Bright Before Sunrise

“Yeah. You were, what, twelve? What’d you do?”

 

 

I shrug. “Nothing exciting. I turned behaving into a science.” I lean back, rest my head on the step behind me, and list an action on each star that’s visible through the cloudy sky: “I cleaned up and tried to get Mom to eat. I made straight A’s—I worked well with others. I was good enough at it that I convinced everyone I was okay.”

 

“Brighton …” Jonah shifts to mirror my position. When I turn, his face is only inches from mine.

 

“I acted nice and lied and said I was fine. I chose kindness as—how’d you put it? Because you were so right—‘my social weapon of choice.’ And I did what I thought he’d want me to do. Signed up for all the clubs he did. Not the sports, though. I’m horrible at golf and basketball. And, for a while, I slept with a copy of his book under my pillow—tried to convince myself that those words on those pages were him speaking to me.

 

“That was the book I was looking at in your living room, Jonah. It’s one he wrote. I wasn’t snooping, I promise. I just didn’t expect to see it there and was feeling a little lost. I wanted him to give me some answers. But—” I choke on the words “but he can’t” and spit out an automatic—“but I’m fine.”

 

His forehead is wrinkled. I’m hit by an urge to reach out and trace the creases, so I fold my fingers more tightly into my palm. The pain is a welcome distraction, brings some clarity.

 

This is insane. I barely know him. My family doesn’t discuss these things. We don’t talk about my dad in public. And if we do, it’s with big smiles, a polite “I miss him very much,” and a quick change of topic. The tears and mourning—Evy and Mom save those for dramatic scenes within the privacy of our house. Usually taking a positive event—Christmas, graduation, prom—and tainting it with tears and “I wish Dad were here. Don’t you wish Dad were here?”

 

“You’re not fine,” he says, giving me a long, searching look. He turns his face to the stars. “But you will be.”

 

His fingers flex on the step beside mine.

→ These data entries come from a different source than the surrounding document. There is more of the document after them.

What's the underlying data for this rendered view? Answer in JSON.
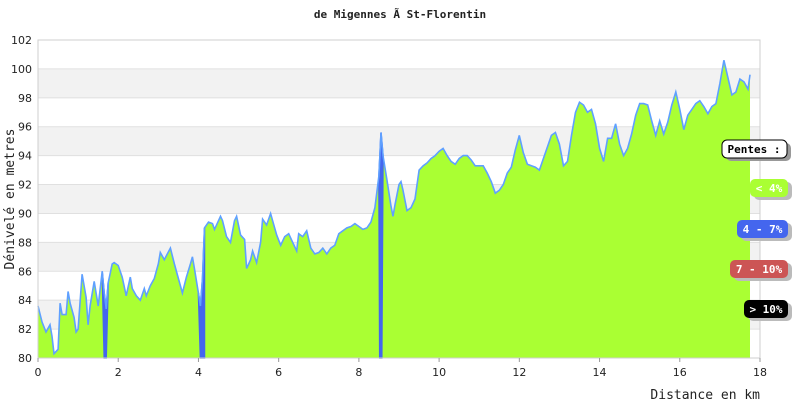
{
  "chart_data": {
    "type": "area",
    "title": "de Migennes Ã  St-Florentin",
    "xlabel": "Distance en km",
    "ylabel": "Dénivelé en metres",
    "xlim": [
      0,
      18
    ],
    "ylim": [
      80,
      102
    ],
    "x_ticks": [
      "0",
      "2",
      "4",
      "6",
      "8",
      "10",
      "12",
      "14",
      "16",
      "18"
    ],
    "y_ticks": [
      "80",
      "82",
      "84",
      "86",
      "88",
      "90",
      "92",
      "94",
      "96",
      "98",
      "100",
      "102"
    ],
    "fill_color": "#aaff33",
    "line_color": "#5fa0ff",
    "band_color": "#f2f2f2",
    "legend_title": "Pentes :",
    "legend": [
      {
        "label": "< 4%",
        "color": "#aaff33",
        "text_color": "#ffffff"
      },
      {
        "label": "4 - 7%",
        "color": "#4466ee",
        "text_color": "#ffffff"
      },
      {
        "label": "7 - 10%",
        "color": "#cc5555",
        "text_color": "#ffffff"
      },
      {
        "label": "> 10%",
        "color": "#000000",
        "text_color": "#ffffff"
      }
    ],
    "steep_segments": [
      {
        "from": 1.65,
        "to": 1.7,
        "color": "#4466ee"
      },
      {
        "from": 4.05,
        "to": 4.15,
        "color": "#4466ee"
      },
      {
        "from": 8.52,
        "to": 8.57,
        "color": "#4466ee"
      }
    ],
    "profile": [
      [
        0.0,
        83.6
      ],
      [
        0.1,
        82.5
      ],
      [
        0.2,
        81.8
      ],
      [
        0.3,
        82.3
      ],
      [
        0.35,
        81.5
      ],
      [
        0.4,
        80.3
      ],
      [
        0.5,
        80.6
      ],
      [
        0.55,
        83.8
      ],
      [
        0.6,
        83.0
      ],
      [
        0.7,
        83.0
      ],
      [
        0.75,
        84.6
      ],
      [
        0.8,
        83.8
      ],
      [
        0.9,
        82.8
      ],
      [
        0.95,
        81.8
      ],
      [
        1.0,
        82.0
      ],
      [
        1.1,
        85.8
      ],
      [
        1.2,
        84.2
      ],
      [
        1.25,
        82.3
      ],
      [
        1.3,
        83.6
      ],
      [
        1.4,
        85.3
      ],
      [
        1.5,
        83.6
      ],
      [
        1.6,
        86.0
      ],
      [
        1.65,
        84.5
      ],
      [
        1.7,
        83.4
      ],
      [
        1.75,
        85.2
      ],
      [
        1.85,
        86.5
      ],
      [
        1.9,
        86.6
      ],
      [
        2.0,
        86.4
      ],
      [
        2.1,
        85.6
      ],
      [
        2.2,
        84.3
      ],
      [
        2.3,
        85.6
      ],
      [
        2.35,
        84.8
      ],
      [
        2.45,
        84.3
      ],
      [
        2.55,
        84.0
      ],
      [
        2.65,
        84.8
      ],
      [
        2.7,
        84.3
      ],
      [
        2.8,
        85.0
      ],
      [
        2.9,
        85.5
      ],
      [
        3.0,
        86.5
      ],
      [
        3.05,
        87.3
      ],
      [
        3.15,
        86.8
      ],
      [
        3.3,
        87.6
      ],
      [
        3.4,
        86.5
      ],
      [
        3.5,
        85.5
      ],
      [
        3.6,
        84.5
      ],
      [
        3.7,
        85.6
      ],
      [
        3.8,
        86.5
      ],
      [
        3.85,
        87.0
      ],
      [
        3.9,
        86.2
      ],
      [
        4.0,
        84.5
      ],
      [
        4.05,
        83.6
      ],
      [
        4.1,
        85.5
      ],
      [
        4.15,
        89.0
      ],
      [
        4.25,
        89.4
      ],
      [
        4.35,
        89.3
      ],
      [
        4.4,
        88.9
      ],
      [
        4.5,
        89.5
      ],
      [
        4.55,
        89.8
      ],
      [
        4.6,
        89.5
      ],
      [
        4.7,
        88.4
      ],
      [
        4.8,
        88.0
      ],
      [
        4.9,
        89.5
      ],
      [
        4.95,
        89.8
      ],
      [
        5.05,
        88.5
      ],
      [
        5.15,
        88.2
      ],
      [
        5.2,
        86.2
      ],
      [
        5.3,
        86.8
      ],
      [
        5.35,
        87.4
      ],
      [
        5.45,
        86.6
      ],
      [
        5.55,
        88.0
      ],
      [
        5.6,
        89.6
      ],
      [
        5.7,
        89.2
      ],
      [
        5.8,
        90.0
      ],
      [
        5.85,
        89.5
      ],
      [
        5.95,
        88.5
      ],
      [
        6.05,
        87.8
      ],
      [
        6.15,
        88.4
      ],
      [
        6.25,
        88.6
      ],
      [
        6.35,
        88.0
      ],
      [
        6.45,
        87.4
      ],
      [
        6.5,
        88.6
      ],
      [
        6.6,
        88.4
      ],
      [
        6.7,
        88.8
      ],
      [
        6.8,
        87.6
      ],
      [
        6.9,
        87.2
      ],
      [
        7.0,
        87.3
      ],
      [
        7.1,
        87.6
      ],
      [
        7.2,
        87.2
      ],
      [
        7.3,
        87.6
      ],
      [
        7.4,
        87.8
      ],
      [
        7.5,
        88.6
      ],
      [
        7.6,
        88.8
      ],
      [
        7.7,
        89.0
      ],
      [
        7.8,
        89.1
      ],
      [
        7.9,
        89.3
      ],
      [
        8.0,
        89.1
      ],
      [
        8.1,
        88.9
      ],
      [
        8.2,
        89.0
      ],
      [
        8.3,
        89.4
      ],
      [
        8.4,
        90.4
      ],
      [
        8.5,
        92.6
      ],
      [
        8.55,
        95.6
      ],
      [
        8.6,
        94.0
      ],
      [
        8.7,
        92.3
      ],
      [
        8.8,
        90.5
      ],
      [
        8.85,
        89.8
      ],
      [
        8.9,
        90.6
      ],
      [
        9.0,
        92.0
      ],
      [
        9.05,
        92.2
      ],
      [
        9.1,
        91.6
      ],
      [
        9.2,
        90.2
      ],
      [
        9.3,
        90.4
      ],
      [
        9.4,
        91.0
      ],
      [
        9.5,
        93.0
      ],
      [
        9.6,
        93.3
      ],
      [
        9.7,
        93.5
      ],
      [
        9.8,
        93.8
      ],
      [
        9.9,
        94.0
      ],
      [
        10.0,
        94.3
      ],
      [
        10.1,
        94.5
      ],
      [
        10.2,
        94.0
      ],
      [
        10.3,
        93.6
      ],
      [
        10.4,
        93.4
      ],
      [
        10.5,
        93.8
      ],
      [
        10.6,
        94.0
      ],
      [
        10.7,
        94.0
      ],
      [
        10.8,
        93.7
      ],
      [
        10.9,
        93.3
      ],
      [
        11.0,
        93.3
      ],
      [
        11.1,
        93.3
      ],
      [
        11.2,
        92.8
      ],
      [
        11.3,
        92.2
      ],
      [
        11.4,
        91.4
      ],
      [
        11.5,
        91.6
      ],
      [
        11.6,
        92.0
      ],
      [
        11.7,
        92.8
      ],
      [
        11.8,
        93.2
      ],
      [
        11.9,
        94.4
      ],
      [
        12.0,
        95.4
      ],
      [
        12.1,
        94.2
      ],
      [
        12.2,
        93.4
      ],
      [
        12.3,
        93.3
      ],
      [
        12.4,
        93.2
      ],
      [
        12.5,
        93.0
      ],
      [
        12.6,
        93.8
      ],
      [
        12.7,
        94.6
      ],
      [
        12.8,
        95.4
      ],
      [
        12.9,
        95.6
      ],
      [
        13.0,
        94.8
      ],
      [
        13.1,
        93.3
      ],
      [
        13.2,
        93.6
      ],
      [
        13.3,
        95.4
      ],
      [
        13.4,
        97.0
      ],
      [
        13.5,
        97.7
      ],
      [
        13.6,
        97.5
      ],
      [
        13.7,
        97.0
      ],
      [
        13.8,
        97.2
      ],
      [
        13.9,
        96.2
      ],
      [
        14.0,
        94.5
      ],
      [
        14.1,
        93.6
      ],
      [
        14.2,
        95.2
      ],
      [
        14.3,
        95.2
      ],
      [
        14.4,
        96.2
      ],
      [
        14.5,
        94.8
      ],
      [
        14.6,
        94.0
      ],
      [
        14.7,
        94.5
      ],
      [
        14.8,
        95.5
      ],
      [
        14.9,
        96.8
      ],
      [
        15.0,
        97.6
      ],
      [
        15.1,
        97.6
      ],
      [
        15.2,
        97.5
      ],
      [
        15.3,
        96.4
      ],
      [
        15.4,
        95.4
      ],
      [
        15.5,
        96.4
      ],
      [
        15.6,
        95.5
      ],
      [
        15.7,
        96.3
      ],
      [
        15.8,
        97.5
      ],
      [
        15.9,
        98.4
      ],
      [
        16.0,
        97.2
      ],
      [
        16.1,
        95.8
      ],
      [
        16.2,
        96.8
      ],
      [
        16.3,
        97.2
      ],
      [
        16.4,
        97.6
      ],
      [
        16.5,
        97.8
      ],
      [
        16.6,
        97.4
      ],
      [
        16.7,
        96.9
      ],
      [
        16.8,
        97.4
      ],
      [
        16.9,
        97.6
      ],
      [
        17.0,
        99.0
      ],
      [
        17.1,
        100.6
      ],
      [
        17.2,
        99.4
      ],
      [
        17.3,
        98.2
      ],
      [
        17.4,
        98.4
      ],
      [
        17.5,
        99.3
      ],
      [
        17.6,
        99.1
      ],
      [
        17.7,
        98.6
      ],
      [
        17.75,
        99.6
      ]
    ]
  }
}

They’re so close I feel their heat in the air around my fist. Lying there, beneath the weight of the whole sky, I feel lighter.

 

“So will you,” I answer.

 

 

 

 

 

33

 

Jonah

 

12:43 A.M.

 

 

TOO LATE TO GO BACK

 

 

She’s trembling slightly, causing her curls to quiver against my shoulder and making me feel even more useless. God, I want to touch her—bury my fingers in her hair, feel the skin of her neck, learn how her hand fits in mine. But I won’t. She clearly didn’t want to be held on the driveway, and instead of accepting the hand I’m holding open, she balls up her fist and moves it farther away.

 

If I sit next to her any longer thinking of all the ways I can’t touch her, I’ll go insane.

 

“You’re cold.”

 

“No, I’m okay—” she protests.

 

“And we’re pretty much dry. We might as well go.”

 

It was the wrong thing to say. I can tell as soon as I pull away and push myself off the low step. Her face goes straight to a neutral smile, and she resorts to her old standby of agreement.

 

“Sure.”

 

It’s not until we’re back on the sidewalk that I actually pause to look at the house. It’s so small compared to Paul and Mom’s McMansion. It doesn’t have vaulted ceilings or chandeliers. There isn’t even a second floor. It’s a simple two-bedroom ranch, but until Mom and Dad started fighting every night, it had always seemed big enough.

 

“It’s a nice house,” she says.

 

I study her face—she means it.

 

“The shutters used to be green. And Mom had tons of flowerpots everywhere. I was constantly tripping over them when I walked home after Jeff’s parties. I swear she used to place them across the path as a sobriety test.” I turn my back on the house. “It’s hard to imagine someone else living there. It still feels like mine.”

 

“But you have a new house now. In Cross Pointe.”

 

I snort. “That is not my house. Cross Pointe will never be my home.”

 

I freeze for a second as a new thought shivers down my spine: it will be Sophia’s. She’ll feel about that house the way I feel about this one. But with a couple of important differences—and I’m not thinking about her allowance this time. No matter what I hate about Paul, I can’t accuse the guy of not being borderline-obsessively crazy about his daughter. He’d never curse her out and pull a Houdini like my dad.

 

“You know, Jonah.” Brighton’s voice cracks the fuzz that’s forming around my thoughts. “If you focused even half the energy you spend hating Cross Pointe on not hating it, you might wake up one day and realize what a great town it is.”